The Sixties would see Don Pardo in one of his most famous jobs, that of the announcer on the original version of the game show Jeopardy. Mr. Pardo would serve as its announcer for the entirety of its run, from 1964 to 1975. So identified was Don Pardo with the game show that he reprised his role as announcer in Weird Al Yankovic's 1984 song "I Lost on Jeopardy" (a parody of "Jeopardy" by The Greg Kihn Band"). In the Sixties he also served as a substitute announcer on Match Game as well as an announcer on Eye Guess. Mr. Pardo did a wide variety of announcing at NBC in the Sixties beyond games shows. In fact, it was Don Pardo who broke into WNBC programming in 1964 to announce that President John F. Kennedy had been shot.

It was in the Seventies that Don Pardo began what might be his longest job ever, that as announcer for Saturday Night Live. He announced the very first episode and would continue to announce every episode of the show except for the 1981-1982 season when then producer Dick Ebersol inexplicably went with someone else. In the Seventies Don Pardo also served as the announcer for the game shows Winning Streak and Jackpot.

In the Eighties Don Pardo continued to serve as the announcer for SNL, as well as doing a variety of other work. He served as an announcer on NBC's annual coverage of the Macy's Thanksgiving Day Parade until 1999. He also served as announcer for Wheel of Fortune for a week when it was at Radio City Music Hall, and as an announcer on the TV special Steve Martin's Best Show Ever. He provided his voice for the films The Sex O'Clock News (1985) and Radio Days (1987).

In the Nineties Don Pardo worked on the films Stay Tuned (1992), Honeymoon in Vegas (1992), and The Godson (1998), as well as episodes of the show Dream On. He also announced commercials for Frosted Cheerios and MCI in the Nineties. In the Naughts and Teens he appeared on the shows Oz, 30 Rock, and The Simpsons. His final work for Saturday Night Live was this very year.

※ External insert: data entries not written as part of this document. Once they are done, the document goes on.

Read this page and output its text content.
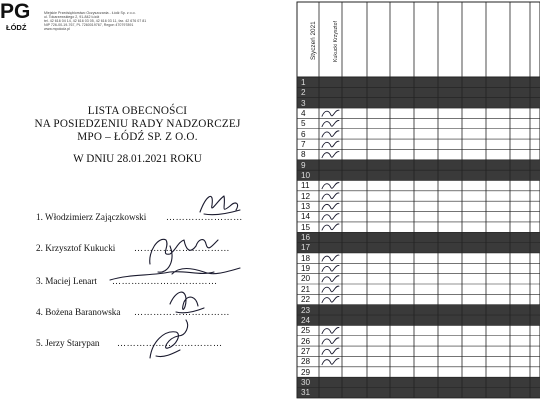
PG
ŁÓDŹ
Miejskie Przedsiębiorstwo Oczyszczania - Łódź Sp. z o.o.
ul. Tokarzewskiego 2, 91-842 Łódź
tel. 42 616 04 14, 42 616 03 05, 42 616 03 11, fax. 42 676 07 81
NIP 726-00-19-767, PL 7260019767, Regon 470797891
www.mpolodz.pl
LISTA OBECNOŚCI
NA POSIEDZENIU RADY NADZORCZEJ
MPO – ŁÓDŹ SP. Z O.O.
W DNIU 28.01.2021 ROKU
1. Włodzimierz Zajączkowski ……………………
2. Krzysztof Kukucki …………………………
3. Maciej Lenart ……………………………
4. Bożena Baranowska …………………………
5. Jerzy Starypan ……………………………
1
2
3
4
5
6
7
8
9
10
11
12
13
14
15
16
17
18
19
20
21
22
23
24
25
26
27
28
29
30
31
Styczeń 2021	Kukucki Krzysztof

It should be little wonder that Don Pardo's career lasted nearly seventy years. His voice was entirely singular, a velvet baritone that could be loud and yet still remain pleasant. What is more, he had an elongated delivery that was entirely his own. The hosts and producers with whom he worked obviously appreciated him. On The Price is Right host Bill Cullen would occasionally mention him by name at a time when announcers were rarely if ever acknowledged. On Jeopardy host Art Fleming thanked him by name in each and every episode. While Don Pardo officially retired in 2004, he continued to announce SNL at producer Lorne Michaels's request. It is easy to understand why Mr. Michaels would not want Don Pardo to retire entirely. Mr. Pardo's voice was unlike any one else's. It was immediately recognisable. Quite simply, Don Pardo was one of a kind.